I wonder if unreachables are more enjoyable when the game forces you to take your attention away from them in order to reach them.  The unreachables I’m talking about aren’t those found in Braid—the key trapped in the high chamber or the puzzle piece that requires time-shifting acrobatics to acquire—those don’t evoke the same sensation.  The unreachables in Braid are things, not places, and they all occur in the tightly-wrapped context of a single level.  And I think that’s the key distinction in my mind: unreachable places are what I like to encounter.  I actually find unreachable items to be frustrating.  (Note that unreachable things can be hidden in unreachable places.)  You know you’ll get them eventually, and you know they’re significant; you probably even know exactly why they’re significant.  Acquiring something that you basically know everything about isn’t nearly as interesting as acquiring something (read: reaching a destination) you know nothing about.

I can’t think of a concise name for concept I’m trying to capture except maybeunreachable areas?  Whatever I call it, an unreachable area is characterized by some combination of:

  • Being an explorable area in its own right, geographically disjoint from the explorable area the player currently resides (though it may not seem very explorable from the player’s current vantage point).  This is manifested in the game as one or more vantage points that show no obvious (given the player’s current abilities) route to the unreachable place.  (Of course, this may render any current area A as unreachable from the point of view of another area B, even though B seemed like an unreachable area when discovered from area A.)
  • Remaining visible but unexplorable early in the game, explorable only late in the game.

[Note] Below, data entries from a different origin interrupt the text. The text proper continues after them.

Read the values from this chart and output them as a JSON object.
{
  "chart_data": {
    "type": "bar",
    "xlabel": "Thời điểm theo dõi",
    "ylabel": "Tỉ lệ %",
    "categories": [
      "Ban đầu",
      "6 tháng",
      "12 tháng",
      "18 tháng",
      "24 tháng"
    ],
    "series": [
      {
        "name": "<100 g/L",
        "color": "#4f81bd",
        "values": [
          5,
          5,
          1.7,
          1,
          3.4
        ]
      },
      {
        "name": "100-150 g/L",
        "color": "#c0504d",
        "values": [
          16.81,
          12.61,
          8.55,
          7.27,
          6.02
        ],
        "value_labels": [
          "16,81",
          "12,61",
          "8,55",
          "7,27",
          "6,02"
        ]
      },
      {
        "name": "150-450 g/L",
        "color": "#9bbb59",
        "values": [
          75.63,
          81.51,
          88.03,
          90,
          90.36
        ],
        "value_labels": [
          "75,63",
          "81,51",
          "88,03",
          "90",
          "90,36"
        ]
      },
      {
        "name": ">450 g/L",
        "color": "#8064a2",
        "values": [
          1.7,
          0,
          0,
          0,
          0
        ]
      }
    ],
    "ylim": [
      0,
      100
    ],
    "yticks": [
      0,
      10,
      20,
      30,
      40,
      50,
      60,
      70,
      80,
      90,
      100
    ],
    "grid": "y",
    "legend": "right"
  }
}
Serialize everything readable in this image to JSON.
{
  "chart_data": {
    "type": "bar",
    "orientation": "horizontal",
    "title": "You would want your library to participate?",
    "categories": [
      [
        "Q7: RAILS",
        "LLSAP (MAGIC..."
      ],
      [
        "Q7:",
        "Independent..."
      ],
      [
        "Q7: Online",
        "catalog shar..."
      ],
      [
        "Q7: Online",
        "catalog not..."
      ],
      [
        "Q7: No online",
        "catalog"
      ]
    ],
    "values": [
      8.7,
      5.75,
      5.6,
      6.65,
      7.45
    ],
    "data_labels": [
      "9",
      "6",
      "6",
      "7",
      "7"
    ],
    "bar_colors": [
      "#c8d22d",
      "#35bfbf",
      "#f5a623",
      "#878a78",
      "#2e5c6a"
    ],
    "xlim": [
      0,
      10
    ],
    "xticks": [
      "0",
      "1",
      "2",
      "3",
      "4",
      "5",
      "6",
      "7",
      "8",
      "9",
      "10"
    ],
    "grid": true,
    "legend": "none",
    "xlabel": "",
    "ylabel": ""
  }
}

  • Being only partially visible from any given vantage point.  For example, a single unreachable structure have only its observation deck visible from one vantage point and its front gate visible from another vantage point, even though the unreachable is only one structure.  Indeed, a single or area may be crafted to reveal what seem like distinct areas when viewed from different vantage points.  There is some reward in the player’s being able to unify multiple impressions once they are able to explore the area.
  • An entry or exit point that, once traversed, cannot be re-traversed.  Metroid often did this: letting gravity or dynamic walls act as one-way gates between areas.
  • Offering some hint of reachability, like a raised bridge, a slightly-too-tall wall, or sheer out-of-placeness etc.
  • Invisibility that causes the unreachable area to be disguised until revealed, like Metroid’s one-way, invisible passages that, prior to entering them, didn’t even appear to be passages.